Это была серьезная научная литература, требующая специальной подготовки, — Таня сказала бы, что он блажит, убивая время на высокие материи, которые практически ему не пригодятся. Но Таня так не сказала, потому что на комбинат он не ходил, на все сто использовал привилегию, дарованную ему Муравьевой, сидел дома, рылся в справочниках, делал выписки, постигал азы всяких новых для него премудростей, и отвлечь его от этого было невозможно. «Не в силах оторваться», как говорил Хухрий.

А Таня, пожалуй, только о том и мечтала — о такой тихой жизни, если, конечно, закрыть глаза на умственную перегрузку, которую допускал вчерашний лоботряс. Таня больше всего опасалась в нем моральной депрессии — не напрасно! Он тоже опасался этого.

Но такая жизнь продолжалась недолго.

По мере того как он перегружал себя высокими материями, у него появлялась потребность приобщиться к материям низким. Он с утра уходил на комбинат и возвращался лишь к вечеру.

Было собрание партийно-хозяйственного актива, и выступал Хухрий: нещадно клял непунктуальных поставщиков, требовал суровой кары для них.

Муравьева сидела в президиуме, а ее заместитель в зале, и никто не догадался бы, о чем он думает и что вспоминает.

Говорил Хухрий нескладно — хуже, чем в цехе с работягами: горячился, громоздил неуклюжие фразы, обрывая их, недоговаривая, размахивая руками в паузах.

Не было нападок на ведущий цех, но Хухрий, похоже, оборонялся и, обороняясь, клеймил бракоделов из вспомогательных, заготовительных цехов, а своих людей выгораживал.

Была такая инструкция, номер сто двенадцать, спущенная главком, и, по словам Хухрия, никто не соблюдал эту инструкцию, кроме него, — положили ее под сукно. Дуракам, сказал Хухрий, закон не писан, верно? Нет, не верно: кто плюет на инструкции, тот умный, а кто блюдет их, так он выразился, тот дурак, потому что берет на себя лишнее, старается как лучше. Самый большой дурак на комбинате — Яков Антонович Хухрий, начальник ведущего цеха. Волосатым темным кулаком он ударил себя в грудь при этих словах, и так это было сказано, что никто не усмехнулся, а те, кого касалось, попрятали глаза.

Муравьева бросила грозную реплику:

— А мы с умников спросим!

— Минутку, Антонина Степановна! — как бы заступился за провинившихся Хухрий. — Подымаю вопрос не для того. Подымаю с желанием, чтобы завтра вопрос сам снялся с повестки. Чтоб товарищи осознали.

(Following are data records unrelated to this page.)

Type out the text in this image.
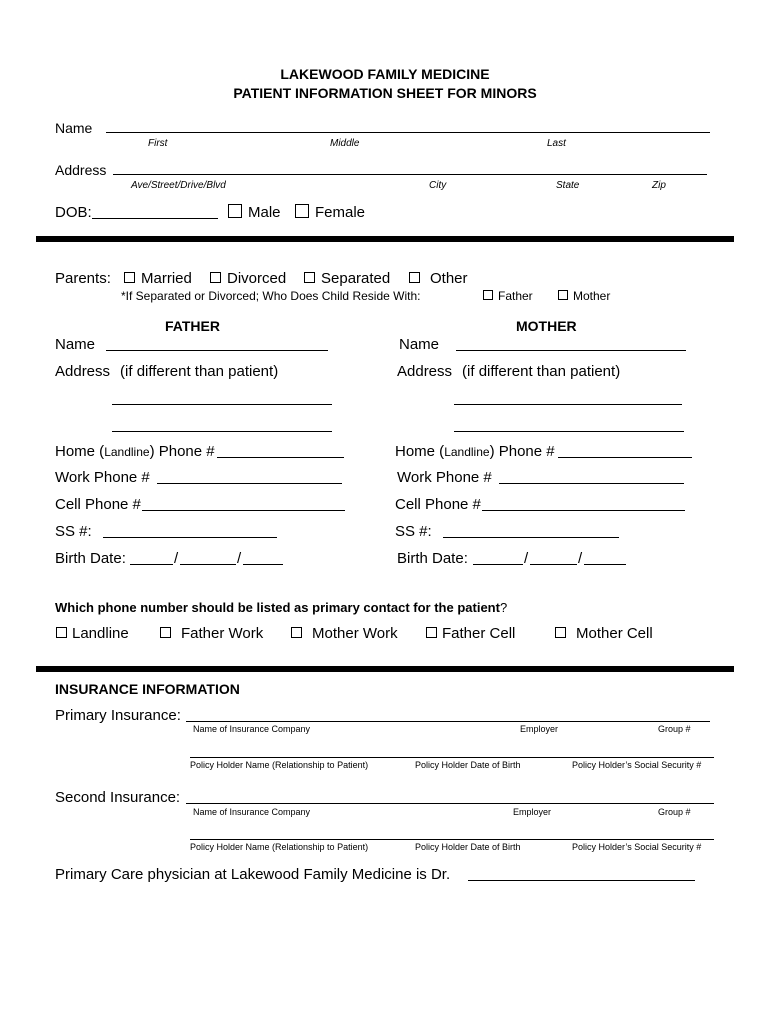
LAKEWOOD FAMILY MEDICINE
PATIENT INFORMATION SHEET FOR MINORS
Name
First	Middle	Last
Address
Ave/Street/Drive/Blvd	City	State	Zip
DOB:	Male Female
Parents: Married Divorced Separated	Other
*If Separated or Divorced; Who Does Child Reside With:	Father	Mother
FATHER
Name
Address (if different than patient)
Home (Landline) Phone #
Work Phone #
Cell Phone #
SS #:
Birth Date:	/	/
MOTHER
Name
Address (if different than patient)
Home (Landline) Phone #
Work Phone #
Cell Phone #
SS #:
Birth Date:	/	/
Which phone number should be listed as primary contact for the patient?
Landline	Father Work	Mother Work	Father Cell	Mother Cell
INSURANCE INFORMATION
Primary Insurance:
Name of Insurance Company	Employer	Group #
Policy Holder Name (Relationship to Patient)	Policy Holder Date of Birth	Policy Holder’s Social Security #
Second Insurance:
Name of Insurance Company	Employer	Group #
Policy Holder Name (Relationship to Patient)	Policy Holder Date of Birth	Policy Holder’s Social Security #
Primary Care physician at Lakewood Family Medicine is Dr.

— Ну, посмотрим, — сказала Муравьева.

Если уж смотреть, то следовало бы как раз присмотреться к Хухрию, к ведущему цеху, но Частухин промолчал: без году неделя на комбинате, без Хухрия вроде бы покуда ни шагу, выставляться перед широким собранием негоже и негоже платить Хухрию за добро таким способом, да к тому же не уверен был, что с этой инструкцией, сто двенадцатой, дело обстоит у Хухрия в точности так, как показалось по беглым наблюдениям.

Но к Хухрию, когда закончили заседать, подошел.

— Что-то мне сдается, Яков Антонович, у вас эта, сто двенадцатая, тоже не шибко котируется.

Хухрий приставил к губам ладонь щитком, сказал по секрету:

— Не шибко.

— Как же прикажете вас понимать?

— Мобилизация масс на поддержание технологической дисциплины, — не смутился Хухрий и широко улыбнулся. — Все мы, участвуя в прениях, немного залетаем.

— Залетели, значит?

— Залетел, — с покаянным вздохом признался Хухрий.

— Хорошо, хоть мне пыль в глаза не пускаете.

— Да это не пыль, Ростислав Федорович, — убежденно возразил Хухрий. — Это была подначка. С прицелом на общественный реагаж. Вскочат, думал, и обложат эту инструкцию, как она того заслуживает. Ее если придерживаться, народу в цехах недосчитаешься. Разбегутся. Дурная, Ростислав Федорович, инструкция.

— А сами-то… обложить… не могли?

Хухрий был в рабочем халате, застегнутом на все пуговки, и, прежде чем ответить, перебрал их, расстегнул верхнюю, поправил галстук.

— Мог, конечно. Да базу ж надо подвести. Данные иметь в распоряжении… С умом если… — добавил он. — Сядемте на пару часов, закроемся, провентилируем.

Это нужно было сделать независимо от его сомнительных утверждений, и сделали, не откладывая в долгий ящик, — посмотрели схему техпроцесса, подсчитали расход сырья, сопоставили с нормативами; Хухрий оказался усердным помощником, и, против ожидания, усердие это не преследовало неблаговидной цели во что бы то ни стало доказать свое. Хухрий был расторопен, беспристрастен — старался, видимо, — и лишнего не болтал.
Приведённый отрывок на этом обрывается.